Pode continuar a repetir tudo durante anos até à sua morte, drenando-se a si mesmo e aos outros à sua volta, passar pelo espelho e evitar de se olhar nos olhos, mas ao mesmo tempo a tirar mil selfies por dia, para postar na tentativa que outros comentem e lhe digam aquilo que gostava de ouvir, mas é incapaz de sentir acerca de si mesmo.
Ou mais fácil ainda, mais rápido: pode pedir ajuda a um psicólogo que a vai desmontar devagarinho e levá-la a mais bela descoberta da sua vida – a descoberta de si mesmo! Ah, e quando você começar a se descobrir, também vai-lhe dar adrenalina, mas desta vez irá ser uma adrenalina aplicada para construção e não destruição do seu ser.
É aqui que também falha a recuperação, quando um grupo de adictos em recuperação acha que se não saírem um pouco da comunidade e pedirem ajuda específica, é isso que lhes salva a vida! Mantém-nos de facto em recuperação, mas continuaram a viver com o vazio não resolvido e a partilhar para aliviar e para pedir perdão como se de uma penitência se tratasse!

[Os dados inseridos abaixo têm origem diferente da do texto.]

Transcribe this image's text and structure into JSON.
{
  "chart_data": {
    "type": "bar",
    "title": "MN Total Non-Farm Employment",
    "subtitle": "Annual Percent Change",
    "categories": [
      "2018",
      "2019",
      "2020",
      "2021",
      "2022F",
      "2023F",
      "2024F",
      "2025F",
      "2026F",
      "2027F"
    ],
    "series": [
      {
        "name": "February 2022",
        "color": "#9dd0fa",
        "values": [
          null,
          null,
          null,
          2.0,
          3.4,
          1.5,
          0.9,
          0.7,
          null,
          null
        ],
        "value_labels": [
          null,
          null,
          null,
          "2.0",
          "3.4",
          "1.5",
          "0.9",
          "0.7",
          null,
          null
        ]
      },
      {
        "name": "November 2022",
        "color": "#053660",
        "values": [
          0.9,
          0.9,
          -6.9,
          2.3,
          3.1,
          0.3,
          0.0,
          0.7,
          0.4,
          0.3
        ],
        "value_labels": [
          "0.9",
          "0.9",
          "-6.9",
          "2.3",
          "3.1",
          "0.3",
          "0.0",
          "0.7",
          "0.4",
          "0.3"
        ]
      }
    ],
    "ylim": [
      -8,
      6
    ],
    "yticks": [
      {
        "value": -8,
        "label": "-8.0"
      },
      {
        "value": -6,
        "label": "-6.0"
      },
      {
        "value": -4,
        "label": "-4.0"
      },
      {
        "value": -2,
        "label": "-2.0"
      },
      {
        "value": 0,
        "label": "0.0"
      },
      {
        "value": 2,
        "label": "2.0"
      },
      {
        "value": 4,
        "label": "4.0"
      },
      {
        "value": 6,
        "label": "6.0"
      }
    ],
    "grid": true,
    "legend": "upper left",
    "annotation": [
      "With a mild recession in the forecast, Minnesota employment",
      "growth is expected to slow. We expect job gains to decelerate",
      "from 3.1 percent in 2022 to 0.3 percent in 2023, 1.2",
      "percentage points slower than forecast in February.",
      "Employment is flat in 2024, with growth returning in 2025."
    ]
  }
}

Não é exatamente o mesmo do passado:
- Mãe, dá-me dinheiro porque tenho dores da ressaca – eu estou doente!
- Se não tiveres dinheiro, caguei e andei, vai, mas é arranjar para mim – porque eu tenho uma doença!
Após o consumo:
- Mãe, desculpa – eu sou doente, peço perdão!
REPETIR...
É tudo por agora...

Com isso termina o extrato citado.